Despite this, the past 24 hours saw the emergence of a new malicious campaign targeting organizations across the world. Dubbed as MasterMana Botnet, the campaign leverages a combination of pages hosted on Bit.ly, BlogSpot, and Pastebin to deliver Azorult and RevengeRAT malware. It is believed that a new Gorgon threat actor group is behind the campaign.
The past 24 hours also witnessed a major security update related to the infamous speculative execution-based side-channel attacks. Intel has published details about a new type of computer memory architecture dubbed Speculative-Access Protected Memory (SAPM) that can be used to protect against Meltdown, Spectre, L1TF, SGXSpectre, SWAPGSAttack, Zombieload, and MDS attacks.
Top Breaches Reported in the Last 24 Hours
Zendesk updates on data breach
Zendesk has disclosed a data breach that took place in 2016. The incident may have affected 10,000 users that had registered Zendesk Support and Chat accounts. The company has revealed that hackers may have accessed information from all categories of Zendesk users including customer agents, and end-users. The compromised information includes email addresses, names, hashed passwords, and phone numbers. Starting October 3, 2019, Zendesk plans to reset passwords for all users that registered before November 1, 2016.
Top Malware Reported in the Last 24 Hours
MasterMana Botnet campaign
An ongoing cybercrime campaign called ‘MasterMana Botnet’ is targeting organizations across the world. The operation had begun in December 2018 and appears financially motivated. Going by the tactics, techniques, and procedures, experts believe it to be the work of the Gorgon threat actor group. The campaign is used to deliver Azorult and RevengeRAT malware.
Cracking Geost botnet
In a major crackdown, security experts have managed to pull the plug on the operations of Geost botnet which used 13 C2 servers to run hundreds of malicious domains. The botnet was used by attackers to conduct a campaign that impacted nearly 800,000 Android users. It was used to steal banking details of customers of five banks located in Eastern Europe and Russia.
Sodinokibi backed by GandCrab affiliates
A new report reveals that some high-profile affiliates associated with GandCrab v5.2 are behind Sodinokibi ransomware. The REvil uses affiliates IDs and SubIDs in the same way as GandCrab. Earlier, it was found that the ransomware shared some code with GandCrab ransomware.
An old PowerShell ransomware has resurfaced in a new spam distribution campaign aimed at Italian users. The ransomware is distributed through spam emails containing malicious Word docs. These spam emails pretend to be invoices, document scans and resumes.

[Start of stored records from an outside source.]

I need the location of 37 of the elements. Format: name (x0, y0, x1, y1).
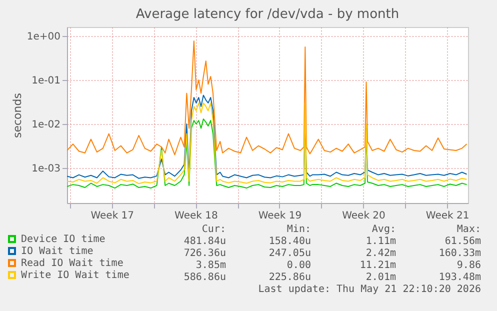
text: 586.86u (182, 272, 226, 284)
chart-title: Average latency for /dev/vda - by month (136, 7, 400, 22)
x-tick-label: Week 20 (342, 210, 386, 222)
text: Min: (286, 224, 311, 236)
text: Cur: (200, 224, 226, 236)
text: 2.42m (364, 248, 396, 260)
text: 2.01m (364, 272, 396, 284)
text: 11.21m (358, 260, 396, 272)
text: 0.00 (286, 260, 311, 272)
text: 158.40u (268, 236, 311, 248)
text: 481.84u (182, 236, 226, 248)
text: 225.86u (268, 272, 311, 284)
line-series (67, 40, 468, 156)
text: 726.36u (182, 248, 226, 260)
text: 1.11m (364, 236, 396, 248)
x-tick-label: Week 19 (258, 210, 302, 222)
legend-label: IO Wait time (21, 246, 94, 257)
text: 3.85m (194, 260, 226, 272)
y-tick-label: 1e-03 (32, 163, 60, 174)
text: Avg: (370, 224, 396, 236)
text: 193.48m (438, 272, 481, 284)
legend-label: Write IO Wait time (21, 270, 130, 281)
y-tick-label: 1e-01 (32, 75, 60, 86)
y-axis-title: seconds (10, 92, 24, 138)
x-tick-label: Week 18 (174, 210, 218, 222)
text: 247.05u (268, 248, 311, 260)
text: Last update: Thu May 21 22:10:20 2026 (257, 284, 481, 296)
y-tick-label: 1e+00 (26, 31, 60, 42)
x-tick-label: Week 21 (426, 210, 470, 222)
y-tick-label: 1e-02 (32, 119, 60, 130)
text: Max: (456, 224, 481, 236)
text: 61.56m (444, 236, 481, 248)
legend-label: Read IO Wait time (21, 258, 124, 269)
x-tick-label: Week 17 (90, 210, 134, 222)
text: 160.33m (438, 248, 481, 260)
legend-label: Device IO time (21, 234, 106, 245)
text: 9.86 (456, 260, 481, 272)
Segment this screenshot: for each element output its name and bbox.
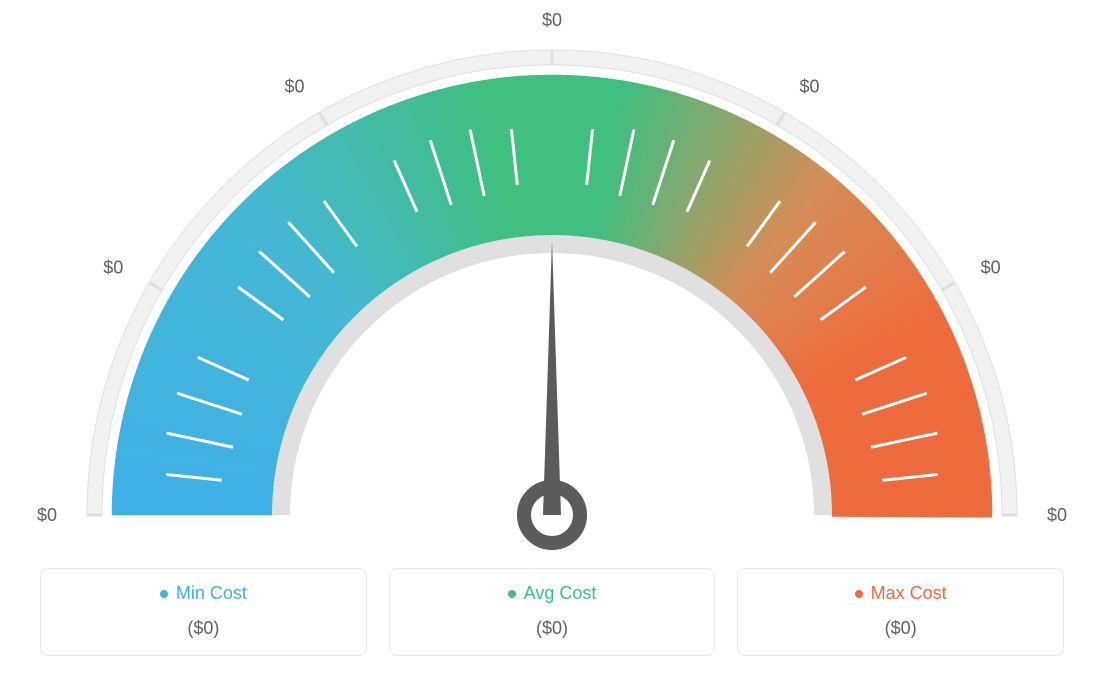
gauge-tick-label: $0 (284, 76, 304, 96)
legend-title-max: Max Cost (855, 583, 947, 604)
gauge-tick-label: $0 (542, 10, 562, 30)
legend-dot-max (855, 590, 863, 598)
gauge-tick-label: $0 (1047, 505, 1067, 525)
legend-row: Min Cost ($0) Avg Cost ($0) Max Cost ($0… (0, 568, 1104, 656)
cost-gauge-chart: $0 $0 $0 $0 $0 $0 $0 (0, 0, 1104, 560)
legend-title-min: Min Cost (160, 583, 247, 604)
legend-label-max: Max Cost (871, 583, 947, 604)
legend-value-avg: ($0) (390, 618, 715, 639)
legend-card-avg: Avg Cost ($0) (389, 568, 716, 656)
legend-value-min: ($0) (41, 618, 366, 639)
legend-dot-min (160, 590, 168, 598)
legend-card-min: Min Cost ($0) (40, 568, 367, 656)
gauge-tick-label: $0 (103, 258, 123, 278)
gauge-tick-label: $0 (981, 258, 1001, 278)
gauge-svg: $0 $0 $0 $0 $0 $0 $0 (0, 0, 1104, 560)
gauge-needle (543, 240, 561, 515)
gauge-tick-label: $0 (37, 505, 57, 525)
legend-value-max: ($0) (738, 618, 1063, 639)
legend-card-max: Max Cost ($0) (737, 568, 1064, 656)
legend-dot-avg (508, 590, 516, 598)
legend-label-avg: Avg Cost (524, 583, 597, 604)
legend-label-min: Min Cost (176, 583, 247, 604)
gauge-tick-label: $0 (800, 76, 820, 96)
legend-title-avg: Avg Cost (508, 583, 597, 604)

Casbaneiro is a banking trojan that has been designed to target Brazil users. The malware includes backdoor functionality and it abuses the vulnerabilities in legitimate tools and software for propagation. The capabilities of the malware include taking screenshots, capturing keystrokes, and restricting access to various websites.
Top Vulnerabilities Reported in the Last 24 Hours
WhatsApp for Android has been found to be vulnerable to a double-free vulnerability. The flaw could be exploited to remotely execute arbitrary code on the targeted device. The flaw affects WhatsApp versions prior to 2.19.230. The flaw has been addressed in the version 2.19.244.
Researchers from Intel have proposed a new type of computer memory that can be used to protect against speculative side-channel attacks. Dubbed as Speculative-Access Protected Memory (SAPM), it can mitigate Meltdown, Spectre, L1TF, SGXSpectre, SWAPGSAttack, Zombieload, MDS, and other similar attacks.
JamfPro flaw fixed
A flaw has been discovered in Jamf Pro management software. The Jamf Pro 10.15.1 update fixes a flaw that, depending upon the version being used, allows for file deletions or RCE. The flaw only impacts the Jamf Pro server prior to version 10.14.0. Companies running versions 9.4 through 10.13 are vulnerable to RCE. On version 10.14 through 10.15, attackers could delete files on the server, but not install or execute code.